Sunday, March 25, 2012

Ranu Adhikari and Rabindranath (contd-3)


Rabindranath, too, replied in a long letter to Ranu Adhikari on 14th July, 1918, " I was full of sorrow when I read the letter written by you from the departing  train. Don't think me that I could not feel your sufferings. When your car was going away on  Wednesday and  I was sitting silently in the corner  of the  roof of my house in the evening , your  sufferings echoed  in me. I was wishing  you in my mind  that the divine sunshine be fallen on your tears-full-soft heart so that the lustre of beauty spreads throughout your life from one end to the other as the rainbow spreads over the rainy sky ." He added, " He, whom I have sacrificed myself , informs me  by  sending you as his messenger  to come to me  and the love and affection I have shown to you are nothing but the gesture shown, time to time, that He has accepted me. This is  my gift and with this I  work with double the inspiration I have, my tiredness subsides and my mind becomes illuminated.      

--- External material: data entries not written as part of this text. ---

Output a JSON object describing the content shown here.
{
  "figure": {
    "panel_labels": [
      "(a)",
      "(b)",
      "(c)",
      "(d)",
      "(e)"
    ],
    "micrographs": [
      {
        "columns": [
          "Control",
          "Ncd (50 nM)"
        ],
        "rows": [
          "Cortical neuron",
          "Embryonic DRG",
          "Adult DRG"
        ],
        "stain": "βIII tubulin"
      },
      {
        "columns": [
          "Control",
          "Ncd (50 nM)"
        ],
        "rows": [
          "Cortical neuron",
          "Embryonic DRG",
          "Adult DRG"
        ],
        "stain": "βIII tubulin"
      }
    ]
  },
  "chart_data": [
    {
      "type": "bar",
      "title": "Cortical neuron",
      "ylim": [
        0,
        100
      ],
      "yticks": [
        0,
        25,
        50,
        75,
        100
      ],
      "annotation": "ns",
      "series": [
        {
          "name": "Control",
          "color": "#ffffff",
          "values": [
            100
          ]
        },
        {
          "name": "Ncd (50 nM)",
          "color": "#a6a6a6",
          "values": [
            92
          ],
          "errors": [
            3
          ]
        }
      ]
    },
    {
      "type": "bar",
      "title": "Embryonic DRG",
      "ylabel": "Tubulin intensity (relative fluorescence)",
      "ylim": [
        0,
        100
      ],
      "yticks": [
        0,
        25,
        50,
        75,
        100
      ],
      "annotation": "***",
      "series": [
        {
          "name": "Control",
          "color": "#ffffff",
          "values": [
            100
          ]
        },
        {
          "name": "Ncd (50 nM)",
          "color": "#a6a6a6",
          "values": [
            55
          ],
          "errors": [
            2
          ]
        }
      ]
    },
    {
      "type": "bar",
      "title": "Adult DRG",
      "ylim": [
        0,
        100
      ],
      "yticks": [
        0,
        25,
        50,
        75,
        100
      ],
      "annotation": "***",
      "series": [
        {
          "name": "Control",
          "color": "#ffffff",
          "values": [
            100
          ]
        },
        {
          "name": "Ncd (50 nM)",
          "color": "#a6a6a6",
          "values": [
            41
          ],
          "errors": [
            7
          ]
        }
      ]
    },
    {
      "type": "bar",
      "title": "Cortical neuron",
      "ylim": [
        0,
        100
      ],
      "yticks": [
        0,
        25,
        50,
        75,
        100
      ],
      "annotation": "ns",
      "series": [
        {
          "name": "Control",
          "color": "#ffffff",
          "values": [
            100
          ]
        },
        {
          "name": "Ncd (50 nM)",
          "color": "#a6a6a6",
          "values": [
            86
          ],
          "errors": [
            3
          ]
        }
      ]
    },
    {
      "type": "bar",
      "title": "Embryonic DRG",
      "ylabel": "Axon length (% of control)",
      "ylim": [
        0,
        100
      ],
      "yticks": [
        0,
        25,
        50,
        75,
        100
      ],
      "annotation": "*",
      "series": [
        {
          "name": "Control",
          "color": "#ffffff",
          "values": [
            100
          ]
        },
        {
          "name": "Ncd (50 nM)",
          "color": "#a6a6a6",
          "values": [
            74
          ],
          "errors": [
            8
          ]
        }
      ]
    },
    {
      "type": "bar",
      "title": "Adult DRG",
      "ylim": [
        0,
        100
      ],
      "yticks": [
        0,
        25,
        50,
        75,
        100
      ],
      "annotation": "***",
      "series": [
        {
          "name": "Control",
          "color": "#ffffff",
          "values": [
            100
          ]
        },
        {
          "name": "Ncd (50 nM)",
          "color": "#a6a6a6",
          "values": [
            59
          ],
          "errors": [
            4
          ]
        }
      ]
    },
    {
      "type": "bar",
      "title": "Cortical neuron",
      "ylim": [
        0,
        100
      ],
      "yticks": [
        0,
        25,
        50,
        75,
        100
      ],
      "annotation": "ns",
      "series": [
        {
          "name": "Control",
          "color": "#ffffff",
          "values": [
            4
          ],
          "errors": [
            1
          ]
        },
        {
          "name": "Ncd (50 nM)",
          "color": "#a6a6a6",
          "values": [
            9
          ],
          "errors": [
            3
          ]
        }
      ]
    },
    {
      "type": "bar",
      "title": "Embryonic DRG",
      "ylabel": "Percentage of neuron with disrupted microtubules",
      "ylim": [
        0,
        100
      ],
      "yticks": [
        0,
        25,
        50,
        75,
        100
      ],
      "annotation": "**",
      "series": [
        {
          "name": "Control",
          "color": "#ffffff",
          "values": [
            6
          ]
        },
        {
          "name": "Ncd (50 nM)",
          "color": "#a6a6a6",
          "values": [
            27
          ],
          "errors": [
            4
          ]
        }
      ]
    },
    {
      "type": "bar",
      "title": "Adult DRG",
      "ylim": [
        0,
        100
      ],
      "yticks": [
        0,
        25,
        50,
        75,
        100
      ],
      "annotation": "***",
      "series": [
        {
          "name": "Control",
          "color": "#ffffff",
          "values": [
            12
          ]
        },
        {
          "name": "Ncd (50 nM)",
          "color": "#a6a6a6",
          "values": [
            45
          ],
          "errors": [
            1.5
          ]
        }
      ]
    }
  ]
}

Formerly, Rabindranath wrote letters to Ranu as his girl pen-friend.whom he did not see- in those letters, he expressed his affection  and it was full of wit and fun -- he signed those letters as " Your  well-wisher, Sree Rabindranath Thakur". But after being acquainted personally, his letter was mixed with tune of sobriety , wit and fun and also wish for welfare and   attempt for charactreisation. And he changed the style of signature,  he replaced it to  , " Yours Rabidada" and then  changed to "Bhanudada " . 
Ranu in her first letter addressed him as " Dear Rabi Babu". Rabindranath objected to it by saying, " Whar do you want ? I hope you want that I donot address you by Sreemati Ranu -- but if you write me letters addressing  me as "Dear Rabi Babu", I shall not leave you scot free and address you as " Sreemati Ranu Devi". I shall not complain if you call me "Rabidada".
Ranu wrote in reply to this letter addressing him as "My Dear Rabidada",  explaining;
" Do you know, why I have written you "MY". The previous letter you have written to me ended with " Tomar Rabidada". Thus you became 'mine' that's why I have written "My". She also explained the use of the word "Dear", 
" When I first wrote you letter, you were "dear' to me but, might be, you were "Rabi Bau". Still I loved   you. Now, I love you much more than I do earlier. I wrote you 'dear' not as a courtesey word like English people. I used the word 'dear' as it is used in Bengali. I don't write 'dear' to any body else. You write dear many times in your poetry, is it a fault if I write 'dear'. It was unknown to me that 'dear' (priyo) is a courtesy woird used in letter-writing in Bengali. I write you 'dear', because your 'dear' to me. As you call your god 'dear', I use it in that style."
Rabindranath was vanquished by the inclusive evidence.